鈴木春祥(すずき はるよし、1943年1月1日 - )は元高校野球指導者で、前中越高等学校野球部監督。
経歴
- 新潟県岩船郡荒川町(現村上市)生まれ。子供時代から野球に親しみ、高校は山形県の小国高に越境進学するが、当時の小国高には硬式野球部がなく、軟式野球部で投手を務める。順天堂大学では硬式野球部に所属するが、チームが東都大学野球連盟の下部リーグと振るわなかったが、ここでも投手として活躍する。卒業と同時に新潟県長岡市にある中越高に赴任、野球部監督に就任する。
- 当時の新潟県の高校野球界は、新潟商・長岡商・糸魚川商工などの公立高校が圧倒的に強かったが、翌年には早くも夏の県大会を制した。しかし、この時は全国大会の最後の関門として富山県勢との北越大会があり、中越はそこで敗退して全国大会の出場を逃した。その翌年にも就任と同時に入学してきた今井雄太郎(阪急・オリックス→ダイエー)を擁して夏の県大会を制したが、またしても北越大会で敗退した。その後も新潟大会ではたびたび上位進出を果たした。

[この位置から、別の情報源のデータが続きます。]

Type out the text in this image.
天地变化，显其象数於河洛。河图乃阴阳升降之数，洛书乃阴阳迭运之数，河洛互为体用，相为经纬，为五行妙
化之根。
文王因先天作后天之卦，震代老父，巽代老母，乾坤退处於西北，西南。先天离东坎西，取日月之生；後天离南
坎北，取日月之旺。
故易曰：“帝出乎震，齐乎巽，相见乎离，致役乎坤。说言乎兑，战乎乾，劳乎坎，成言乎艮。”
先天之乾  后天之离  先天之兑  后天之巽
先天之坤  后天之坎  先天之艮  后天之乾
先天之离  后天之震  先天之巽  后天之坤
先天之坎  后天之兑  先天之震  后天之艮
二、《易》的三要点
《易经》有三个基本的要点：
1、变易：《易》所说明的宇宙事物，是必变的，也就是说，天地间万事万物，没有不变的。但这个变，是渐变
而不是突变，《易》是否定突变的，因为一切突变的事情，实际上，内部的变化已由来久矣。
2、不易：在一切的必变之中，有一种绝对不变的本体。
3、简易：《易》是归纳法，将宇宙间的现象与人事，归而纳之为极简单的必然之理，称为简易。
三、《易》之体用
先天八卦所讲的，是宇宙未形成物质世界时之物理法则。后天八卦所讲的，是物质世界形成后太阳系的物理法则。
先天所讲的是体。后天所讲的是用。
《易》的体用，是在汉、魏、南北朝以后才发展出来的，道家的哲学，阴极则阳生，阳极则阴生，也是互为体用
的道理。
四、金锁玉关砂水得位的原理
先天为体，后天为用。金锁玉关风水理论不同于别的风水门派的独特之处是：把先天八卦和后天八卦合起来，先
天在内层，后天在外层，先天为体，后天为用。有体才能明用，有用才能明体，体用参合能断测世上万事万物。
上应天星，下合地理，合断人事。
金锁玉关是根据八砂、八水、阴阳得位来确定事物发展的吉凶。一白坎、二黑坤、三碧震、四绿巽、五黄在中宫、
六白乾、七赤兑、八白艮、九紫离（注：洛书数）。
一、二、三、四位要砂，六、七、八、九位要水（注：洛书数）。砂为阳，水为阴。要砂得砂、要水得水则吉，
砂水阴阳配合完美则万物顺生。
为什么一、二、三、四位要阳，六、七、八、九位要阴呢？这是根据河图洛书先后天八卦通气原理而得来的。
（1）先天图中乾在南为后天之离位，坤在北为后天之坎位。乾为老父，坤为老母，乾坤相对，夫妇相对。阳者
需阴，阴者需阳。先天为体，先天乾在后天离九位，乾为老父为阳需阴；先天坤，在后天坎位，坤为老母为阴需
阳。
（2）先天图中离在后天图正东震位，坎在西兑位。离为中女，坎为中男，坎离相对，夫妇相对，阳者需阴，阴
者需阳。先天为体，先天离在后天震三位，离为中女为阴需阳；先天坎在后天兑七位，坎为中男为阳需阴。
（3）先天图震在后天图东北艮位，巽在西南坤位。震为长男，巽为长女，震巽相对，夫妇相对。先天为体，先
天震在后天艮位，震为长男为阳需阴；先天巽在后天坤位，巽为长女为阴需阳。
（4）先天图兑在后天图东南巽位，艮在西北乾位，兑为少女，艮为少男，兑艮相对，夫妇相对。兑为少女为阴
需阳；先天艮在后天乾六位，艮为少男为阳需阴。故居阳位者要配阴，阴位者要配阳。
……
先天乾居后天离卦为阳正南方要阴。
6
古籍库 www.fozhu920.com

- 就任から13年後の1978年の夏の新潟県大会で優勝し、ようやく全国大会への出場を勝ち取った。これは新潟県の私学として初めての甲子園出場だった。その夏の甲子園では初戦で広島工に0-2と敗退したが、守りの野球で野球王国の代表を苦しめた。その後も県内屈指の強豪として強さを発揮し、1983年、1985年、1986年、1988年と夏の甲子園に出場した。しかし、そのいずれもが初戦敗退と、苦しい時代が続いた。
- 待望の全国大会初勝利をあげたのが1994年夏。速球が武器の好投手・穐谷正人を擁して、8月12日の1回戦で香川県の坂出商に2-1と勝利する。出場6回目、監督就任から30年目の初勝利を上げて、勝利監督インタビューで「長かったです」と語った後、号泣したことが大きな話題になった。次戦(8月16日)の埼玉県代表・浦和学院は優勝候補に挙げられる強豪だったが、穐谷投手が木塚敦志(明大→横浜)に投げ勝ち、1-0で9回サヨナラ勝ちという金星を挙げ、3回戦まで進出した。浦和学院戦での勝利後のコメントは「甲子園で1勝を挙げるのに30年を要し、2勝目はその3日後だった」という含蓄のあるものだった。ただ、実際には4日後であり、鈴木の勘違いだった。
- その後は1996年夏にも全国大会に出場したが、2002年に脳梗塞を発症。懸命のリハビリでその年の夏の県大会でも采配を振ったが準決勝で敗退し、監督を辞任した。
備考
- 7回に及ぶ夏の甲子園出場回数は、2012年現在における新潟県の夏の甲子園最多出場回数である。その一方で、春の選抜大会出場は1度もない。鈴木自身も春の出場がないことは「唯一の心残りである」と述べている。
- 著書に、監督時代の指導や試合のことを綴った『甲子園に賭ける』(新潟日報事業社)がある。また、監督時代のライバルだった安田辰昭(故人、小千谷監督・新発田農監督など歴任)が、鈴木の高校野球への情熱を綴った『雪深し』(ベースボールマガジン社)を著している。
- 38年間にわたり監督を務めた中越高には、鈴木の業績を記念して『鈴木ブルペン』と名付けられた投球練習場がつくられた。
- 息子の鈴木春樹も高校野球監督で、2003年春に柏崎、2008年夏に新潟県央工の監督として甲子園に出場している。